Grant Details
Grant Number: |
7R01CA087746-06 Interpret this number |
Primary Investigator: |
Rosenberger, William |
Organization: |
George Mason University |
Project Title: |
Statistical Methodology for Cancer Clinical Trials |
Fiscal Year: |
2004 |
Abstract
DESCRIPTION (Applicant's abstract): The long-term goal of this proposal is to
determine efficient and ethically attractive designs for phase I clinical
trials, determine appropriate estimation procedures for the maximum tolerated
dose (MTD), and to impact practice by providing state-of-the art design
software for use by investigators.
Background: Phase I clinical trials are typically very small, uncontrolled,
sequential studies of human subjects designed to determine the maximum tolerate
dose of an experimental drug.
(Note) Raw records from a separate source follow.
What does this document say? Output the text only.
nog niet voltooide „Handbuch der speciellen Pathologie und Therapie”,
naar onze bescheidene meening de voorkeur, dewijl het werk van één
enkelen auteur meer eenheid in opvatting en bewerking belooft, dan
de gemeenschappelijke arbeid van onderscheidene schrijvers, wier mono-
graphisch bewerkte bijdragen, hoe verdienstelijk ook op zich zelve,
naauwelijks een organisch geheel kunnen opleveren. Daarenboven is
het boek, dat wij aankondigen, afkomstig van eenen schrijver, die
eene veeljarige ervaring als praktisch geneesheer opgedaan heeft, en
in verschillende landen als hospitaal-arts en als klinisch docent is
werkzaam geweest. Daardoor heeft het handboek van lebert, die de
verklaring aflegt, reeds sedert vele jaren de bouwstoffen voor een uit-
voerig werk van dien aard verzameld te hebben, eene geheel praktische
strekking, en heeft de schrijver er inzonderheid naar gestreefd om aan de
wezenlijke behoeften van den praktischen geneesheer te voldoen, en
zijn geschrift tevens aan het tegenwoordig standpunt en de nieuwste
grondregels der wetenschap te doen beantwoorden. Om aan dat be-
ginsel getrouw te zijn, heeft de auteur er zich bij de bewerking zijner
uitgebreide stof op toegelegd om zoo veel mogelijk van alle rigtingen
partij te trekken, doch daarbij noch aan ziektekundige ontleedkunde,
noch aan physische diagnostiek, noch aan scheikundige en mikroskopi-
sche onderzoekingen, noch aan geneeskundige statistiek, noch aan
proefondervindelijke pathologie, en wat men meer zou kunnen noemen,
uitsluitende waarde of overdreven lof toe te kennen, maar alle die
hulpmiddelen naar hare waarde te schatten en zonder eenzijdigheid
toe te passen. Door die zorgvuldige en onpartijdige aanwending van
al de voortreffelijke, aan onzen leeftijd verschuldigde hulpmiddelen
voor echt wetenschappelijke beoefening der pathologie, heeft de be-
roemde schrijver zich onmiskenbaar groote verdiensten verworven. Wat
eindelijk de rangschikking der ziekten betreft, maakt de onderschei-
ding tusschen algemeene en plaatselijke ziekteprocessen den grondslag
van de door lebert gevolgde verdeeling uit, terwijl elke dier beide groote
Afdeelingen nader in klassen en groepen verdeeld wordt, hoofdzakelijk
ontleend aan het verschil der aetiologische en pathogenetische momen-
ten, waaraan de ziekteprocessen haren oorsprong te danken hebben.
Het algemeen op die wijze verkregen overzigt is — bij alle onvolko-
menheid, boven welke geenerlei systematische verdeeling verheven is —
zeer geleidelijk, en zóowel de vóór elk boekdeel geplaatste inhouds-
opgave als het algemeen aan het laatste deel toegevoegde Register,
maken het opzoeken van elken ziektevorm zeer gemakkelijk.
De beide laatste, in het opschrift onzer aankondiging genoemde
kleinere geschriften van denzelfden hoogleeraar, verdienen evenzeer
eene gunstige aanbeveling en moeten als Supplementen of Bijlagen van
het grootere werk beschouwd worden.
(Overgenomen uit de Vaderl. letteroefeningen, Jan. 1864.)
Perhaps because phase I clinical trials are
generally non- randomized, do not involve large samples, and are not
hypothesis-driven, statistical considerations have often been ignored. However,
trials that do not accurately find the correct MTD may result in inadequate
dose levels (from the standpoint oi effectiveness) being passed on to further
testing or in highly toxic dose levels being passed on to later phase trials.
"Conventional" designs have been popular for some time, where patients are
treated in groups of three, and doses are escalated or de-escalated depending
on their responses. Such methods simply identify an MTD as a function of the
data, and hence estimation is not relevant. Others have taken a more formal
approach, by treating the MTD as an unknown parameter of a dose-response curve.
The problem then becomes one of quantile estimation. This is the approach we
take in this proposal. Parametric Bayesian methods (e.g., continual
reassessment method; escalation with overdose control) and nonparametric
methods (e.g., random walk rules) have been proposed as designs that allow
efficient estimation of a quantile of interest.
Specific Aim I derives the Bayesian optimal design for estimation of a quantile
under a constraint that the assigned dose levels do not exceed a specified
quantile. We extend this problem into a Bayesian sequential design, under the
same constraint, in specific Aim II. Specific Aim III extends Specific Aims I
and 11 by dealing with non-binary ordinal responses from the WHO toxicity
scale. We propose to use a proportional odds model to derive the constrained
Bayesian optimal design and its sequential analog. Specific Aim IV proposes to
use a random walk rule to develop a nonparametric design for a trial with
ordinal toxicity scale. We will explore appropriate estimation procedures in
Specific Aim V. In Specific Aim VI, we intend to do a formal comparison of
existing methodology for phase I clinical trials with the methodology developed
in Specific Aims I-V. We intend to use state-of-the-art computational
facilities to find exact distributions of ethical parameters of interest.
Finally, we develop user-friendly front-end software to facilitate the conduct
of phase I clinical trials in Specific Aim VII.